Por Sergio Beeche Antezana
Es desde puntos de vista imaginativos, audaces y fieles a los conceptos que se quieren tratar que las historias pueden considerarse triunfos o fracasos. Donde cada aspecto complementa al otro y donde los detalles técnicos, que muchos tendemos a notar un poco más, ayudan a que un filme se considere bien construido y contado. Pero es cuando una historia logra sobrepasar las formalidades y se convierte en sentimiento puro, que cada fibra del cuerpo del espectador se estremezca con las imágenes que ve en pantalla y despierte algo universal que nos afirma de la universalidad de las emociones humanas. Carol (2015) consigue eso.

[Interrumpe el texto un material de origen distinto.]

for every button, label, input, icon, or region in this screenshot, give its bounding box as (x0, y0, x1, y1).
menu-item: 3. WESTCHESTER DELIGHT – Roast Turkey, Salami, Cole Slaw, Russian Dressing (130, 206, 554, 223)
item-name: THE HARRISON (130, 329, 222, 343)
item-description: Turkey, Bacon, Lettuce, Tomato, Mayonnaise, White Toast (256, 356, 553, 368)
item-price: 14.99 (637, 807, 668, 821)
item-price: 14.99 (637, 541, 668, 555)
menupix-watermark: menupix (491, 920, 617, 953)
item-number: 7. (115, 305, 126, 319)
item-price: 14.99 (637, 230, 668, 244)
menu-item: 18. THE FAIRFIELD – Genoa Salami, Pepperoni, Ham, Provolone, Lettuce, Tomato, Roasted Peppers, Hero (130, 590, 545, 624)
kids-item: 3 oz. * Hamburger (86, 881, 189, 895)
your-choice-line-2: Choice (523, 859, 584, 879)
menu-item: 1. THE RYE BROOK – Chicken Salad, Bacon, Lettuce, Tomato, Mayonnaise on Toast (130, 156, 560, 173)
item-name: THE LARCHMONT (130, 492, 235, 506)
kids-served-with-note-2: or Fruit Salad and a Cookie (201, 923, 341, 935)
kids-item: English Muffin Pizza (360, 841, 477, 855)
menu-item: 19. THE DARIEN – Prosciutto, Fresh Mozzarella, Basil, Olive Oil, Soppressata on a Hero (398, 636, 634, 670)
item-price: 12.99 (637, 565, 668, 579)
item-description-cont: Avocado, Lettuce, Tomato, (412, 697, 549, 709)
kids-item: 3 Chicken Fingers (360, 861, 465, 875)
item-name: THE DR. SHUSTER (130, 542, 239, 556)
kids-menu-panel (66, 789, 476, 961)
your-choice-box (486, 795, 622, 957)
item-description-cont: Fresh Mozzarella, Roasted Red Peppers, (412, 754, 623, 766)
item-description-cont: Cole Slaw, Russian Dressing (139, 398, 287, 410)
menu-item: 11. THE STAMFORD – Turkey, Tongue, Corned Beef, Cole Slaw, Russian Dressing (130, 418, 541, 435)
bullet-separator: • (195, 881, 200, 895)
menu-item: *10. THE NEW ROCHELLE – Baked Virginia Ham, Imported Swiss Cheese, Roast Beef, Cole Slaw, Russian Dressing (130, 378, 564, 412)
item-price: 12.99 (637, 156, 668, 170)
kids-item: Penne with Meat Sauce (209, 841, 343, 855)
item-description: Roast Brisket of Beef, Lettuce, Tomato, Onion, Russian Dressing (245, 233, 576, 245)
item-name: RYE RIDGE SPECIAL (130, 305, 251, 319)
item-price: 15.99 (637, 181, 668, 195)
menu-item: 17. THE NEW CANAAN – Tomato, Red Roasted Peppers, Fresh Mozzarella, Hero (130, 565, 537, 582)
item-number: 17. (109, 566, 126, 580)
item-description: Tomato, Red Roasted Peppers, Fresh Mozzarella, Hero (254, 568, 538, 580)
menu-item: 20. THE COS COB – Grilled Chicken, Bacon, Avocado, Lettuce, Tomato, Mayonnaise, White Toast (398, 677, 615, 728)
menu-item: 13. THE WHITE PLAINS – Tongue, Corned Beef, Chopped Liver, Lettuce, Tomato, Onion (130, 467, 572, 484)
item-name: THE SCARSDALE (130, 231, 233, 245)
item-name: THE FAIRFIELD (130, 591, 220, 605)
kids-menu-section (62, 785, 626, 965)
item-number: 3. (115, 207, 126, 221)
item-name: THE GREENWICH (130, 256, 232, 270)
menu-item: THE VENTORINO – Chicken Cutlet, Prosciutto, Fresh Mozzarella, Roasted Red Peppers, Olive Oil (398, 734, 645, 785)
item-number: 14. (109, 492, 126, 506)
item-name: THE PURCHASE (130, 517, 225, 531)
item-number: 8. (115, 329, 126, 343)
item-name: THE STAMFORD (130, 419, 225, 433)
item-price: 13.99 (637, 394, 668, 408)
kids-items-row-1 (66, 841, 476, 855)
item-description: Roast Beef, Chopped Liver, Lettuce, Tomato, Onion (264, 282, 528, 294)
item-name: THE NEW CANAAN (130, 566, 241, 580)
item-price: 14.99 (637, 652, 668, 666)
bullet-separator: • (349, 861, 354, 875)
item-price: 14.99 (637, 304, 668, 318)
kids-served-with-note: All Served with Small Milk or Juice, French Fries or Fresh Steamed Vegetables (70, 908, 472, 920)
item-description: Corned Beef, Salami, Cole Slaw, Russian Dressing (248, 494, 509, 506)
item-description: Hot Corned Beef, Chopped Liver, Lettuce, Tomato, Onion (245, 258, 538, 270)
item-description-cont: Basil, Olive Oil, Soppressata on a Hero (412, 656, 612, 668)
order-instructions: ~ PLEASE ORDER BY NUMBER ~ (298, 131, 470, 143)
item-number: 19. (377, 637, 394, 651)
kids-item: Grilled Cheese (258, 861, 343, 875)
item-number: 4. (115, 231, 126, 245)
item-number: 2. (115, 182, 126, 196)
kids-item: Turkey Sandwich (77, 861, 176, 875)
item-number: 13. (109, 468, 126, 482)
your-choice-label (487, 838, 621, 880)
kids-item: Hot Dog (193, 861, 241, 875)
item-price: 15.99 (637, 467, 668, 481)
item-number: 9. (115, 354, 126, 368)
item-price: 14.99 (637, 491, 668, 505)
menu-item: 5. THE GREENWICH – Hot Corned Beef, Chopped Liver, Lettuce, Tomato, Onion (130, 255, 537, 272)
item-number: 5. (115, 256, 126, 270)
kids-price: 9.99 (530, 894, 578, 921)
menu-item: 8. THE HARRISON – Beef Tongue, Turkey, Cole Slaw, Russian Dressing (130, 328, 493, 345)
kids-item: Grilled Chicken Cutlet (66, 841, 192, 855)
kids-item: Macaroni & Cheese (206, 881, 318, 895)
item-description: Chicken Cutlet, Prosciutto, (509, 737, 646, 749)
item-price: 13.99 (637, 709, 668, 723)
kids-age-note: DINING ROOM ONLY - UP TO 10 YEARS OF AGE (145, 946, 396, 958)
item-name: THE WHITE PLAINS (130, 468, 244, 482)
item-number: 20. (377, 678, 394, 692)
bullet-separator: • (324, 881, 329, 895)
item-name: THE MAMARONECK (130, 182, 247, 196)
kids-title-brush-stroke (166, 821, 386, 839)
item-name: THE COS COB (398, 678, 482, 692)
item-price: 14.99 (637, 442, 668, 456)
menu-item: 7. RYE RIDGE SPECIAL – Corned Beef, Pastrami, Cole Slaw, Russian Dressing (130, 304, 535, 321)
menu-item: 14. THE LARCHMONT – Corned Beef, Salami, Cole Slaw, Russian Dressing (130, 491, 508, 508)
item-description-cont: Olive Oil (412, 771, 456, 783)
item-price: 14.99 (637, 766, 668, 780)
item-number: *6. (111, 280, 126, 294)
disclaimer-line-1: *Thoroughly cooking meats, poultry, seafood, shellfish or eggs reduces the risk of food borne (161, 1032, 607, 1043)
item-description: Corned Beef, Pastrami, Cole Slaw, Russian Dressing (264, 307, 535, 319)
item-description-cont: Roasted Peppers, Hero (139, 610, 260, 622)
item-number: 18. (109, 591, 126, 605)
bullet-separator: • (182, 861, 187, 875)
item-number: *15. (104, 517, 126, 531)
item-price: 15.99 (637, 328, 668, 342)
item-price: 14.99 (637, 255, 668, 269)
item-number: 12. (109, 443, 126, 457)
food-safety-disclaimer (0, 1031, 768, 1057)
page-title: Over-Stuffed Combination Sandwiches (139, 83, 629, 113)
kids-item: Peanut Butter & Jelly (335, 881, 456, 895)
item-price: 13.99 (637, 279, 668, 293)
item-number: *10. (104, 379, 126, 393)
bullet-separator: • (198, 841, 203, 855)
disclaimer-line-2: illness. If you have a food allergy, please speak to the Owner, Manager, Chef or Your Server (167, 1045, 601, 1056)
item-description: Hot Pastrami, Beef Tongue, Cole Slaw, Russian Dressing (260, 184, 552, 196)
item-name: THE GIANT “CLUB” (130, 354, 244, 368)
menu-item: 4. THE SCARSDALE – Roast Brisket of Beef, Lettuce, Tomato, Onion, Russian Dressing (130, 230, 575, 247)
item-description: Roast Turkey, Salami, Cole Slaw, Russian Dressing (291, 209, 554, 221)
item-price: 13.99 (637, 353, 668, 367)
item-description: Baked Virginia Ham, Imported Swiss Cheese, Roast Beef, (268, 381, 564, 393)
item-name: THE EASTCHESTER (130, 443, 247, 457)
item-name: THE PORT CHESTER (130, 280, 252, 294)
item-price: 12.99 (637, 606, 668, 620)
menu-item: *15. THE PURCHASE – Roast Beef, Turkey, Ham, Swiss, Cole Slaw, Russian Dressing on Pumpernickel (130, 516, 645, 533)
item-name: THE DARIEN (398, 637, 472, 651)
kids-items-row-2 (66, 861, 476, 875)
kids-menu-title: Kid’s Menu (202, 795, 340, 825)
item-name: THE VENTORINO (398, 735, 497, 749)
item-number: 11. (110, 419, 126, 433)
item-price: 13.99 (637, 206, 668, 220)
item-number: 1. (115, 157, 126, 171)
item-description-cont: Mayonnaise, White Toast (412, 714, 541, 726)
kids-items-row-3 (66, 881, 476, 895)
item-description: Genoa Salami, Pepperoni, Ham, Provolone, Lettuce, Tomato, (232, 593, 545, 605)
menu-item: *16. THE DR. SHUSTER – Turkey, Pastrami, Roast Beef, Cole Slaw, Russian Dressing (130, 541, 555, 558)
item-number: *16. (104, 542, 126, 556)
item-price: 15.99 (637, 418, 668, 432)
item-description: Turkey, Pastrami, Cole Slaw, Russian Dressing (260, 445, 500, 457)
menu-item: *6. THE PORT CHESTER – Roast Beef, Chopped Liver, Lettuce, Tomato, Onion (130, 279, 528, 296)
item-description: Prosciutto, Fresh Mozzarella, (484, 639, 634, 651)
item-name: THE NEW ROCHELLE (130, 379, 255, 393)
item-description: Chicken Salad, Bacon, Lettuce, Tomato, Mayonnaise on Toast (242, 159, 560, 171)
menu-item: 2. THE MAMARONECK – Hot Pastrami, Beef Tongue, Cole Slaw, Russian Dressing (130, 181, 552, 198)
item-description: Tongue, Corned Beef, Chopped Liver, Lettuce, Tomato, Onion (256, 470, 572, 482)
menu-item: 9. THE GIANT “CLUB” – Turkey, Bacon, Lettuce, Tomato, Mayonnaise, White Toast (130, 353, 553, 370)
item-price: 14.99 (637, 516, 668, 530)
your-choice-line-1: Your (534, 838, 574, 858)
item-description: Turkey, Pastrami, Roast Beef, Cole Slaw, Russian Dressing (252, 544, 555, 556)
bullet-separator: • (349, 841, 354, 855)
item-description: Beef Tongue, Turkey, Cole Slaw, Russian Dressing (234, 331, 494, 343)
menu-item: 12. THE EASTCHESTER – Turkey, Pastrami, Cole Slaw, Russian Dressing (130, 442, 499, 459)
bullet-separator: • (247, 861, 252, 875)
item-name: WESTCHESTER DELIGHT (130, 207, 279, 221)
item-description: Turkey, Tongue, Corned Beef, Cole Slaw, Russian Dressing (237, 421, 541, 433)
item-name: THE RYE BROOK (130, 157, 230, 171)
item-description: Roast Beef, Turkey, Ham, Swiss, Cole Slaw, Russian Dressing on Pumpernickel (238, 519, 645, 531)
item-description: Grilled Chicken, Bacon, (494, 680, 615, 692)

Seguimos la historia de dos mujeres, misteriosas entre ellas y para el público que las ve, sus emociones no pueden ser expuestas de la manera más abierta posible por la época en la que viven (1952, New York). Una es joven y con ganas de conocer el mundo, de experimentar; la otra, con sus prioridades claras y personalidad definida. Resulta una combinación es explosiva de la manera más sutil posible; las emociones de Carol y Therese vibran en sus ojos, en sus movimientos y palabras, acompañadas de una composición casi poética de las imágenes: el filme mismo suspira por el repentino romance y quiere que todo salga bien, a pesar de los evidentes obstáculos.
Carol atrapa y es agradable de ver en su aspecto granuloso (por estar filmada en cámara de 16 milímetros) y encuadres dignos de fotografías que se podrían ver en una exposición, estas, al mismo tiempo, se asemejan al fugaz sueño de Therese de ser fotógrafa. Lo curioso es que ella se descubre mientras comparte su tiempo con su fugaz amor, aprende a sentir como nunca antes. Mientras tanto, la misma Carol busca otra cosa: el escape. Ella es capaz de atreverse y hablar más, pero lo hace solo para no pensar en la dolorosa separación con su esposo y las implicaciones de las discusiones que recaen en su hija, prioridad número uno para ella. Así, el filme es un viaje de decisiones y consecuencias que detallan los obstáculos de dos mujeres que no pueden estar juntas sin señalamientos de la sociedad. ¿Suena conocido?
Esas decisiones son llevadas con un cuidado genuino de parte de la guionista, delineando a los personajes (principales y secundarios) con cuidado en cada uno de los diálogos que tienen, construyendo la historia sin caer en excesos de melodrama. Cada sentimiento es vivido al punto adecuado, cosa que no sería lo mismo sin las sublimes actuaciones que transmiten impresionantemente las emociones altas y baja. Kyle Chandler es excelente como el esposo controlador, herido y confundido; Rooney Mara demuestra rigidez y emociones contenidas a la perfección; pero Cate Blanchett triunfa, una vez más, como la elegante y sutil Carol Aird. Blanchett vive su personaje y brinda todas las capas necesarias para dejar a cualquiera con la boca abierta. Brillante.
Gracias al director, Todd Haynes, todos estos aspectos quedan unidos en excelencia cinematográfica. Él sabe usar el guión de palabras y transformarlo en imágenes que se complementan con el resto de la película, ningún elemento es malo aquí: música, diseño, fotografía, montaje. Incluso, el no contar todos los detalles de la relación le da un aire de misterio, como si las dos protagonistas no quisieran contar toda su historia, como si el filme fuera celoso de mostrarnos todo. Se perdería la magia de los misterios y secretos que llegar a pertenecer solo a dos personas en el mundo.
Carol es sobre ese curioso, emocionante y, a la vez, frustrante sentimiento universal que tenemos los seres humanos. Lo demuestra de diferentes maneras: con los amigos, hijos, amantes y hasta con las ideas que surgen en la mente pero no son más que eso: simples enamoramientos e idealizaciones. Al final, con una de las mejores secuencias finales para una película, el filme —y uno como espectador— aprendió que cada decisión tiene su costo, que a veces alcanzar algo que se quiere depende solo de esa pequeña valentía, y que podríamos tenerlo en frente, pero parece imposible e inalcanzable. Que mientras más nos acerquemos, más se aleja, que cada paso es atemorizante, y sin embargo, decidido.
Siempre con una pizca de duda, ese pequeño levantamiento de labios puede ser el momento de seguridad y alivio de haber tomado la decisión correcta y de que se puede, por fin, sonreír.